German Chancellor Angela Merkel and French President François Hollande have called a special Eurozone summit for Tuesday 7 July to discuss the fallout and a future course of direction.
However, with Greece's banking system on the verge of collapse, observers are warning that Eurozone leaders and Greek prime minister Alexis Tsipras have just 48 hours to keep the country within the single currency.
"The imminent collapse of the banking system means that there's probably 48 hours at most to keep Greece within the Eurozone.
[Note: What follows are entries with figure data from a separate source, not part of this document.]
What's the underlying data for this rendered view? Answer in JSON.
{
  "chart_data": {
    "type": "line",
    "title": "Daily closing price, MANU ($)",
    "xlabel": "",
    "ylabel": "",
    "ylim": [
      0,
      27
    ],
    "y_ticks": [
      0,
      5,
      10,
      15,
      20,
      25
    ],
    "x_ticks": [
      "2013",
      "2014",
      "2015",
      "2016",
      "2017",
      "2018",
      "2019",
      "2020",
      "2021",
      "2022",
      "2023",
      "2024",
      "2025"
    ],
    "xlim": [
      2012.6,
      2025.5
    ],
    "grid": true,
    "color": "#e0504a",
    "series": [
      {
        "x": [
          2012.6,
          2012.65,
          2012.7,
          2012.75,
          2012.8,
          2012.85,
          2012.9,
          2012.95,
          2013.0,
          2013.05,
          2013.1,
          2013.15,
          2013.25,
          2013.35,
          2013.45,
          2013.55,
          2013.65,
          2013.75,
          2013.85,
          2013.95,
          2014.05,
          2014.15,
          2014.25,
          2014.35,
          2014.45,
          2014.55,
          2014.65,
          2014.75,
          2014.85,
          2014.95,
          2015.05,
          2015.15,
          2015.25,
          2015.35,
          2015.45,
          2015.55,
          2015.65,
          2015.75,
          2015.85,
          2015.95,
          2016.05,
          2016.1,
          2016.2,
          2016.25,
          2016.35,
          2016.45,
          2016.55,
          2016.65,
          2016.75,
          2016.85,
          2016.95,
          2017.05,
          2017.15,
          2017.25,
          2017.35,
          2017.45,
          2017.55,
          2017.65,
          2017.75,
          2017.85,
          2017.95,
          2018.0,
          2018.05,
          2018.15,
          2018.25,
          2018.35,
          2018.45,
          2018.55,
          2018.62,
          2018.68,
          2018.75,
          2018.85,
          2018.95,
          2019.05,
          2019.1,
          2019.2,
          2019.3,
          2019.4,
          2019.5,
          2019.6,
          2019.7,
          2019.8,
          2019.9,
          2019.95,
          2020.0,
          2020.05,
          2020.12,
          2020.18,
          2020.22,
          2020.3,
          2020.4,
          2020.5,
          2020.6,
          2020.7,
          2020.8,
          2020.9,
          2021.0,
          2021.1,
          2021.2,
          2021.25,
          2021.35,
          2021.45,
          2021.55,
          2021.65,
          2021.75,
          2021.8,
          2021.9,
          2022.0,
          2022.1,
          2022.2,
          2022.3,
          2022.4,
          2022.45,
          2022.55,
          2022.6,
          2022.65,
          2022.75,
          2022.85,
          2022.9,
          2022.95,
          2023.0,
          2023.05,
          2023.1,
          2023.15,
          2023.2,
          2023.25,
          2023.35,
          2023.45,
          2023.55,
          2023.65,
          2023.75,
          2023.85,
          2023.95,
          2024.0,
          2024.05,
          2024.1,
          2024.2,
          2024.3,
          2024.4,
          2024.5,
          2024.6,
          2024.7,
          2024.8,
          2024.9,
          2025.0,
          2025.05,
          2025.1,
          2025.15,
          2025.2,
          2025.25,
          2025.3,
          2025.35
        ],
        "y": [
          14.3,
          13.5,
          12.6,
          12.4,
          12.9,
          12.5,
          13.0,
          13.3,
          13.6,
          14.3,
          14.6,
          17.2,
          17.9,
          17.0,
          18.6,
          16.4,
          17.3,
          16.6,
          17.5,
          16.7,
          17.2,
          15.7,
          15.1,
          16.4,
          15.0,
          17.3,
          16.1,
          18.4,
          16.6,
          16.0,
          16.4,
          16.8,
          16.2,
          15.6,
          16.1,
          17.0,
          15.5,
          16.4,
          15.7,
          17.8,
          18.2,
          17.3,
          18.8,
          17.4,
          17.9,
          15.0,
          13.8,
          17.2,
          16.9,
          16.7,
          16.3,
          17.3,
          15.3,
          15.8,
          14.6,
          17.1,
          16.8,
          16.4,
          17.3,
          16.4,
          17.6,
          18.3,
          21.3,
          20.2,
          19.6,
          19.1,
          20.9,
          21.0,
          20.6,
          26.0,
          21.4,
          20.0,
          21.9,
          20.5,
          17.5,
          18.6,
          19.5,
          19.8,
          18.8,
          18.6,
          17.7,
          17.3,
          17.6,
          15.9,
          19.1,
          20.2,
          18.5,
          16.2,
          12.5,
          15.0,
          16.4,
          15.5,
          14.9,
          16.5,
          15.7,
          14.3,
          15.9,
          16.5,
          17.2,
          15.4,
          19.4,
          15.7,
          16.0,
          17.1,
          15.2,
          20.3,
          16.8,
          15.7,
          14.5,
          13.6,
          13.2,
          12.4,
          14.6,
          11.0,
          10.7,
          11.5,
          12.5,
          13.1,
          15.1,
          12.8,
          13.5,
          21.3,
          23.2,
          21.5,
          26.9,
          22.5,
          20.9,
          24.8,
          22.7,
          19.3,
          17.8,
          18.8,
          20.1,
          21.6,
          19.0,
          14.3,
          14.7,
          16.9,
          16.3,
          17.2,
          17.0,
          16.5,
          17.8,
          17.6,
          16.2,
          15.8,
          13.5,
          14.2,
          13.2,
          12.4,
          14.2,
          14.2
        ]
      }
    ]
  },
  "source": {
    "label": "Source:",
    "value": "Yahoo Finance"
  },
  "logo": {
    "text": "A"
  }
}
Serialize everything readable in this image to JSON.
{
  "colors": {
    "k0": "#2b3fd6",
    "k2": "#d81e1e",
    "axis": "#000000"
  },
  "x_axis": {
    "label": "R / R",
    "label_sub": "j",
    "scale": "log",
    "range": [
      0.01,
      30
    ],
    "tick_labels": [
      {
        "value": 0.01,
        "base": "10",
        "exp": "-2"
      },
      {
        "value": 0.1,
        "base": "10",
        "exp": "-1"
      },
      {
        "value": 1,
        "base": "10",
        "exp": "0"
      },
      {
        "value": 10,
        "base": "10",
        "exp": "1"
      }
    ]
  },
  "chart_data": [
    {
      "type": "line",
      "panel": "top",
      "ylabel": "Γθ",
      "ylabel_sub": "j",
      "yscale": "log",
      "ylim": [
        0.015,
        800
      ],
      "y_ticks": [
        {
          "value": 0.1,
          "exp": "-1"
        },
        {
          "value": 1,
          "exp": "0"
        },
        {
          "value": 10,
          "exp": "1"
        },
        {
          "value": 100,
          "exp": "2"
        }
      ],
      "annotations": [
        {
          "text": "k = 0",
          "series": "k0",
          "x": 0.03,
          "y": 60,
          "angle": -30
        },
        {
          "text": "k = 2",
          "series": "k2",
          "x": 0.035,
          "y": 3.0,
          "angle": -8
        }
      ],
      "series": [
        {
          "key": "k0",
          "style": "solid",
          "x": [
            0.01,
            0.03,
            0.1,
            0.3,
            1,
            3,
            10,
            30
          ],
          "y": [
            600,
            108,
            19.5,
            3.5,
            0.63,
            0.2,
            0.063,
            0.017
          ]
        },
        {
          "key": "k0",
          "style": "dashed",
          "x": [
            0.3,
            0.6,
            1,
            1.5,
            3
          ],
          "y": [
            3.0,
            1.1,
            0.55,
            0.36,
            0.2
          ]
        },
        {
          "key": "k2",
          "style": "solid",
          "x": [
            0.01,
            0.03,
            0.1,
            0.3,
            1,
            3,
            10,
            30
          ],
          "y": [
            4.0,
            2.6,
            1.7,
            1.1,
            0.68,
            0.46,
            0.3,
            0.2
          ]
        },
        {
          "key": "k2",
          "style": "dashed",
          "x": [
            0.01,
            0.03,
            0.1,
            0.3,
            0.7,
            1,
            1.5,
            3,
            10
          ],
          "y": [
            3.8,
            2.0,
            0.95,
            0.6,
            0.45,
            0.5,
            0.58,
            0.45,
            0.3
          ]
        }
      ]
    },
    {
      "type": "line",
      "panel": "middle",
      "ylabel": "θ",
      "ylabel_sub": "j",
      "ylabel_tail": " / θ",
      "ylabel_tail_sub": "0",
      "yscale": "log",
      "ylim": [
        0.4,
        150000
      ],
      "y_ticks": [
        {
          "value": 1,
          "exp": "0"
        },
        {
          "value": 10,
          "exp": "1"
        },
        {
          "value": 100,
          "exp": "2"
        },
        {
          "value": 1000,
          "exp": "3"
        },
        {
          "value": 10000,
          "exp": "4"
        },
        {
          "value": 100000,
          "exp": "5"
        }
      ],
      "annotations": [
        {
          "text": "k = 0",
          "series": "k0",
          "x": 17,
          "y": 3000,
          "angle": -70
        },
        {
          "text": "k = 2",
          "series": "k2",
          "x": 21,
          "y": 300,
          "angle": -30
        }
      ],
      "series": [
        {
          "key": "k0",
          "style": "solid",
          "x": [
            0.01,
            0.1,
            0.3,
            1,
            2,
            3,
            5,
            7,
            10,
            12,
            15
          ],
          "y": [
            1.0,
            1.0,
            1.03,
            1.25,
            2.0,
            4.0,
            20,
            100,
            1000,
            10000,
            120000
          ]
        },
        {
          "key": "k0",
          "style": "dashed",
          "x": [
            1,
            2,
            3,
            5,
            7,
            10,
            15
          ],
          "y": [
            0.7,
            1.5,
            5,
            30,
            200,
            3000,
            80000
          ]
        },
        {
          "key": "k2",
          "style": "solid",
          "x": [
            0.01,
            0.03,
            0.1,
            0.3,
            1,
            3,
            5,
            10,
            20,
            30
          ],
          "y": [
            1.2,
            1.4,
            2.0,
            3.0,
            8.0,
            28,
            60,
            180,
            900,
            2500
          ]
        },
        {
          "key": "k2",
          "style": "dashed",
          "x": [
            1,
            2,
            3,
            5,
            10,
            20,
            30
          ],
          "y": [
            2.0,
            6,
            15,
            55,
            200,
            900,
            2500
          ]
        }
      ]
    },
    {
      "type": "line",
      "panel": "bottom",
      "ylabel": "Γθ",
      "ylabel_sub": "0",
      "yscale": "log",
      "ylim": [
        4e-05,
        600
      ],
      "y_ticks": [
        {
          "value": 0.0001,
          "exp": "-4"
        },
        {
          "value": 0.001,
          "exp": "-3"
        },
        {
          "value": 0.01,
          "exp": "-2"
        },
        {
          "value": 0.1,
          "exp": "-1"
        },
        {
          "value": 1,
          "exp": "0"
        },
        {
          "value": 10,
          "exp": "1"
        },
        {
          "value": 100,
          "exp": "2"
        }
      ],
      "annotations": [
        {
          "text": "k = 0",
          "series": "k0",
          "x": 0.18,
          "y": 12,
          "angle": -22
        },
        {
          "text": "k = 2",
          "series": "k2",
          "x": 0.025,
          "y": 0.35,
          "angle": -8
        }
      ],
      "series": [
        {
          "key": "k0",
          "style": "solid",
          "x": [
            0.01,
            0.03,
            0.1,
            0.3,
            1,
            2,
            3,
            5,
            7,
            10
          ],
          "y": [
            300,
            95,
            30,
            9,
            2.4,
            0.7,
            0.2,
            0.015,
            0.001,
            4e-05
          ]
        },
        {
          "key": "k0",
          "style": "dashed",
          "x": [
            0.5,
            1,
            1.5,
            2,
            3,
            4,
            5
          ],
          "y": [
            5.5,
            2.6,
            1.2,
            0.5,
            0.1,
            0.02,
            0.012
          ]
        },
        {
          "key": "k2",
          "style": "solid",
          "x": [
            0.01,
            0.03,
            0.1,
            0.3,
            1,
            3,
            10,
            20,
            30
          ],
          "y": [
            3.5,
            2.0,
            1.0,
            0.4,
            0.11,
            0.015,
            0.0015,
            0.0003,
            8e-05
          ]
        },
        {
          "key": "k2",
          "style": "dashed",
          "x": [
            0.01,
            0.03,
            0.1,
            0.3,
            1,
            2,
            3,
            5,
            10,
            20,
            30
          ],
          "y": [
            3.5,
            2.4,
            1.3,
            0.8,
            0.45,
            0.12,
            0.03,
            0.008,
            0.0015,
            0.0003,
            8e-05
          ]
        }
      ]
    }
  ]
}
The choice facing the creditors is fairly simple: they can either retain their demands for a deal that does not involve debt relief [which won't be accepted] or cede to the will of the Greek people and renege on their 'red line'," said Simon Smith, chief economist at FxPro.
Although neither side has shown a willingness to back down during several months of talks, the situation on the ground in Greece could force a decision.
A week long bank holiday and capital controls have already seen long queues outside cash machines and reports of food shortages. Greek finance Minister Yanis Varoufakis had said that banks will reopen on 7 July, but refused to confirm this on the day of the vote. Greeks are limited to withdrawing €60 per day from their bank accounts, but economists believe that this could be lowered further in the coming days.
Diego Iscaro, senior economist at IHS Global Insight, said: "We estimate it is very likely banks will not reopen on July 7 as currently expected. Moreover, the limit on bank withdrawals, currently at €60, may also need to be reduced."
The situation could deteriorate further if Greek banks are starved of liquidity from the European Central Bank.
In a research note issued on the night of the referendum, analysts at Barclays said that the consequences of the ECB shutting off Emergency Liquidity Assistance would see Greece crash out of the euro.
"The lack of financing would trigger a collapse of the Greek economy. This situation could not last more than a few days, beyond which the Greek government would have to decide to take back the control over the central bank of Greece and force it to provide liquidity support to Greek banks, therefore printing de facto another currency. This would clearly be a violation of the Treaty and would certainly put Greece outside the monetary union."
For his part, Tsipras has signalled that he will meet with his cabinet tomorrow as he attempts to return to the negotiating table with a strong mandate from the Greek people.